En Afrique méridionale, les initiateurs du projet “Stop-Stock-Outs“ (arrêtez les goulots d’étranglement !) comptent aussi sur l’aide des citoyens. Alors même que l’accès aux soins médicaux de base devrait être garanti à tout le monde, ce sont surtout les habitants des pays en voie de développement qui sont confrontés à une disponibilité insuffisante de certains médicaments vitaux, souvent en raison de la corruption. Les victimes de cette situation peuvent maintenant signaler le problème par SMS. Le message arrive sur une carte en ligne et montre les dysfonctionnements en faisant des comparaisons à échelle locale.

Une autre approche est de visualiser des informations préexistantes ou de grandes quantités de données sur une carte. De nombreuses informations contiennent des coordonnées géographiques et peuvent ainsi être représentées sur une carte. Le site Frankfurt-Gestalten.de (façonner Francfort) utilise ce principe. Divers sujets issus de la politique locale sont placés sur une carte de manière à être plus parlants. Chaque citoyen peut s’abonner aux informations issues de son voisinage et discuter en ligne des décisions prises par les élus locaux. Une bonne combinaison des informations et des cartes est toujours nécessaire.

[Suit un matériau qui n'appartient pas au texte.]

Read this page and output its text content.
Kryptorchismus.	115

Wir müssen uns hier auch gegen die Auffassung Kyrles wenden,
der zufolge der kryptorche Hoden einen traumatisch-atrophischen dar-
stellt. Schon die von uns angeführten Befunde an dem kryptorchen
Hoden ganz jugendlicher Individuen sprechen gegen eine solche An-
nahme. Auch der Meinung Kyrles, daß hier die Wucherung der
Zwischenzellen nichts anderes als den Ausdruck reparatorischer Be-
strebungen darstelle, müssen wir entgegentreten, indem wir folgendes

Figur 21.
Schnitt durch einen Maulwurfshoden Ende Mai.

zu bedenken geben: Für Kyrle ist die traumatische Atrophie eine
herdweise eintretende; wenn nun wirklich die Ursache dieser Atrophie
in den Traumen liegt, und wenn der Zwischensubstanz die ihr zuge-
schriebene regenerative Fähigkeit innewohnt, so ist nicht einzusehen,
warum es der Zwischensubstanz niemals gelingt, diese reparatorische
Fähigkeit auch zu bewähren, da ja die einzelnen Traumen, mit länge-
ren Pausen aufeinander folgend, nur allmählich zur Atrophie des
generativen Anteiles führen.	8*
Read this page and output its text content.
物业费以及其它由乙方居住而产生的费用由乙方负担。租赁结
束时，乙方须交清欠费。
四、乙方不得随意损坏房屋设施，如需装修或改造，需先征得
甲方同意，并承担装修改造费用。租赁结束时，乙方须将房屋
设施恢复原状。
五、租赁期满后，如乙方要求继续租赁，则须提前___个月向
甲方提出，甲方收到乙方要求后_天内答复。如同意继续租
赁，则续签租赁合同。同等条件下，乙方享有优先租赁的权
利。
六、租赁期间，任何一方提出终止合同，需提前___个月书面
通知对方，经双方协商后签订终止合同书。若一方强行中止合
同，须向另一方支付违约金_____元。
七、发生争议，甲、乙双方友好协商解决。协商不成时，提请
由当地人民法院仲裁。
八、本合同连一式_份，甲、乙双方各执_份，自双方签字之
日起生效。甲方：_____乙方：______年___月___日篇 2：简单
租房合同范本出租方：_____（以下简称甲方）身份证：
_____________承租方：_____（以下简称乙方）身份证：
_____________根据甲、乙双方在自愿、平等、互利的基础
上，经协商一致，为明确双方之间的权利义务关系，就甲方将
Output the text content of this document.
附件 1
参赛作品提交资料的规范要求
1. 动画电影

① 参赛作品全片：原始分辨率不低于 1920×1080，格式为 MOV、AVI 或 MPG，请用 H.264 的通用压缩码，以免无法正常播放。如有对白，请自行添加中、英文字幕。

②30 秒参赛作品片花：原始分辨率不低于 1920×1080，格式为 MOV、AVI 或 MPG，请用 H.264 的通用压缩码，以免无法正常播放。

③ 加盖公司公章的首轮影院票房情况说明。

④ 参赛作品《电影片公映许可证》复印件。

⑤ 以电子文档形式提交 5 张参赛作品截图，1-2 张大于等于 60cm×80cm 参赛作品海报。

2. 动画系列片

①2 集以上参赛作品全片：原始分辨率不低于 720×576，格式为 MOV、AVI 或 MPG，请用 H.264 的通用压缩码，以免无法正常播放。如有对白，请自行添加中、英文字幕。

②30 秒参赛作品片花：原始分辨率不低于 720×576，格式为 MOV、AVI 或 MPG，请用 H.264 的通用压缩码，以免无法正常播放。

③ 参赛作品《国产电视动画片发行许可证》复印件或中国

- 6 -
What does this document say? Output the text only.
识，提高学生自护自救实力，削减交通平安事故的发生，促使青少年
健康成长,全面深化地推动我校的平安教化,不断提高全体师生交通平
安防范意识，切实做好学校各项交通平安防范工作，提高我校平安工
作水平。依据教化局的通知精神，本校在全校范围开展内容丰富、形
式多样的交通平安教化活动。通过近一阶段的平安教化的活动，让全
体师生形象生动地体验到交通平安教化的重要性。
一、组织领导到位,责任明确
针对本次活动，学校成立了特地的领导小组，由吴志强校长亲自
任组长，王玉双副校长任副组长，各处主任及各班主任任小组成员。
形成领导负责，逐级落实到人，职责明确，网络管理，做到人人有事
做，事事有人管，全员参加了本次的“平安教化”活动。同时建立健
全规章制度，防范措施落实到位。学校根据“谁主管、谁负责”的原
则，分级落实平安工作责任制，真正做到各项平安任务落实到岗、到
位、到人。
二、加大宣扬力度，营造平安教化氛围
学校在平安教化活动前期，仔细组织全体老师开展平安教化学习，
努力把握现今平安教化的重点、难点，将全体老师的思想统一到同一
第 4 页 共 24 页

Certains activistes empruntent des voies plus traditionnelles. Des employés du Cedar Grove Institute for Sustainable Communities ont interrogé les habitants de la petite ville de Zanesville City aux États-Unis, après de nombreuses plaintes concernant l’approvisionnement en eau potable, jugé insuffisant. Suite à cette enquête, une carte a été établie et a montré de manière indiscutable l’inégalité de l’approvisionnement en eau. Les quartiers où la population noire est la plus importante sont particulièrement désavantagés.

Mais les cartes ne sont pas transparentes par nature et l’histoire de la cartographie a montré de nombreux exemples où les cartes ont été instrumentalisées à des fins de propagande. En outre, la publication de certaines informations peut relever d’une atteinte à la vie privée. Les conséquences d’une publication doivent donc être discutées à l’avance avec les personnes concernées. Dans tous les cas, les données doivent le plus possible rester anonymes. Par contre, la transparence peut également se montrer contreproductive si elle permet d’exploiter commercialement le savoir des indiens, par exemple (matières premières). Mais c’est également à l’aide de cartes que ceux-ci peuvent faire valoir leur revendications territoriales.

Alors que la quantité de données disponible ne cesse de croître, les cartes sont un bon moyen d’en réduire la complexité.  Elles permettent également d’analyser un problème sous différents points du vue. Elles offrent un potentiel passionnant pour la transmission d’informations, surtout si les citoyens ont eux-mêmes la possibilité d’en ajouter, ou de créer leurs propres cartes — possibilité qui n’existait que pour les entreprises et d’autres organisations. Bien que cet activisme cartographique (Maptivism) n’en soit qu’à ses débuts, il montre une nouvelle forme d’engagement citoyen pour plus de transparence et de participation.


Cet article est d’abord paru dans la revue Kulturaustausch – Zeitschrift für internationale Perspektiven (“Échanges culturels, revue pour la mise en perspective internationale”), numéro du mois de juillet 2010.